Multi-lingual document size estimation using Machine Learning
Document sizing, word counting, character counting made simpler using machine learning algorithms.
The client was a document translation company and they were in the business of translating documents of their customers to a language of their need. The customers of our client were used to submitting scanned documents of varying content structure. The client wanted to build an autonomous system of identifying the word count and line count of their customer documents. The automatic document sizing will enable them to estimate the price of their translation service. The documents were multi-lingual in nature and the document length parameters for each of the languages were required to be counted by the document parser. We were required to parse and calculate the line and word count in order to arrive at a price for the translation.

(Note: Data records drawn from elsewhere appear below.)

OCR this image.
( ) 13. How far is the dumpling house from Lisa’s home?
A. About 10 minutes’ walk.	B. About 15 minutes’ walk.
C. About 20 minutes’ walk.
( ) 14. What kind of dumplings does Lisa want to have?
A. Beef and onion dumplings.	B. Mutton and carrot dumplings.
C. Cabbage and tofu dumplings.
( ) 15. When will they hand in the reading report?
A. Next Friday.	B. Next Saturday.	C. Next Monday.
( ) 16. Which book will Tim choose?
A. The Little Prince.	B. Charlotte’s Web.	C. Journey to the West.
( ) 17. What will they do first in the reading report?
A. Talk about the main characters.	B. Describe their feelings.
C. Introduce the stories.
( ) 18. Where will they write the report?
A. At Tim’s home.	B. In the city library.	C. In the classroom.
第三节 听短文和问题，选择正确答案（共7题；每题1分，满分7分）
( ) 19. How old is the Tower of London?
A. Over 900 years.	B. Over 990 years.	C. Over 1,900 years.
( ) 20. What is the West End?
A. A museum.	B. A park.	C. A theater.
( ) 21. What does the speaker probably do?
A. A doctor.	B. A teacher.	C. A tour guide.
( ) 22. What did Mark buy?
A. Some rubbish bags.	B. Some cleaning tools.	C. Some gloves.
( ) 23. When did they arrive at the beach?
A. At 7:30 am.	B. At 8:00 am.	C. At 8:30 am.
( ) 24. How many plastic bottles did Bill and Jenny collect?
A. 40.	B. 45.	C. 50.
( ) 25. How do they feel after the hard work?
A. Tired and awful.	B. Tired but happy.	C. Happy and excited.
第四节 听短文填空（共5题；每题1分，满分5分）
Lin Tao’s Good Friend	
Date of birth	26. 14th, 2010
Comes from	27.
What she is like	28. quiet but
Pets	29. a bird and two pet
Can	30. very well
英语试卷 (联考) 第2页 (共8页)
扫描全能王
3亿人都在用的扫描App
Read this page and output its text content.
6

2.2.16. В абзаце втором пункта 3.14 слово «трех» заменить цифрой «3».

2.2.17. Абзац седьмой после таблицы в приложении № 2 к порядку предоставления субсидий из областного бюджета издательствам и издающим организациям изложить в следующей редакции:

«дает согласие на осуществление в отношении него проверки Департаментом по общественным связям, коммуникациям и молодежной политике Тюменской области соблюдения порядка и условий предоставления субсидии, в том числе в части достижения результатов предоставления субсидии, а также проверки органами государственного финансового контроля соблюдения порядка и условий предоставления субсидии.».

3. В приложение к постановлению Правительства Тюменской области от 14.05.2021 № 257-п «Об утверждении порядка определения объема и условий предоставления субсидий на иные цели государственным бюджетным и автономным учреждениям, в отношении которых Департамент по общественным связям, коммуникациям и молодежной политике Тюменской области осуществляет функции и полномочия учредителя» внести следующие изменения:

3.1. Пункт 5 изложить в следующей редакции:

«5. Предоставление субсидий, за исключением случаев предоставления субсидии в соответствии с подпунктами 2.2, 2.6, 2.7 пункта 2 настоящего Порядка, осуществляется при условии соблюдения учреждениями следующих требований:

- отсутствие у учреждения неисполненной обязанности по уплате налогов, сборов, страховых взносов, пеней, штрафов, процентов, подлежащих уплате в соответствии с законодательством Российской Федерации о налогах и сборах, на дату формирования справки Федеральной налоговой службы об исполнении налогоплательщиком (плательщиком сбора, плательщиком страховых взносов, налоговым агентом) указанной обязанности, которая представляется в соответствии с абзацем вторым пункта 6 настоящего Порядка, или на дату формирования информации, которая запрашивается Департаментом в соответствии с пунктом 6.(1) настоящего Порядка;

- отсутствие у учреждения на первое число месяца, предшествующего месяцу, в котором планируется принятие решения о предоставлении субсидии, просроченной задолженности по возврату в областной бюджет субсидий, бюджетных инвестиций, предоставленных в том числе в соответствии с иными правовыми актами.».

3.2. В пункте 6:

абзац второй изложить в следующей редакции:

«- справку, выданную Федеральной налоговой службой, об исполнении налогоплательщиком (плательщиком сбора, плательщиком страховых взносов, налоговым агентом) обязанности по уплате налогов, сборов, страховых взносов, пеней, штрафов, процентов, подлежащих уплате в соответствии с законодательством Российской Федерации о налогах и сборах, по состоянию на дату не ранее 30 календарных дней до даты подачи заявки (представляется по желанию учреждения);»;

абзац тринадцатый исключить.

This project involves OCR conversion of documents to determine the number of words and lines on any given document. Since the documents were scanned copies of their paper-based counterparts, an OCR program was required to convert the image to text. Since all the documents contained standard fonts and languages, developing an OCR program was quite straightforward. There was no customized OCR model development required for this project and so we used the pre-trained LSTM model of Tesseract for this project. The documents were multi-lingual in nature so the OCR had to be done iteratively for each language group for better accuracy. We then packaged this solution as a library that was then integrated into their existing desktop application. Any new document arriving at the library will pass through the OCR engine and produce a report on the work and line count of each language group on the document.
This project was developed in a time frame of 8 weeks. The multi-stage ML pipeline was more than 90% accurate in the document conversion process.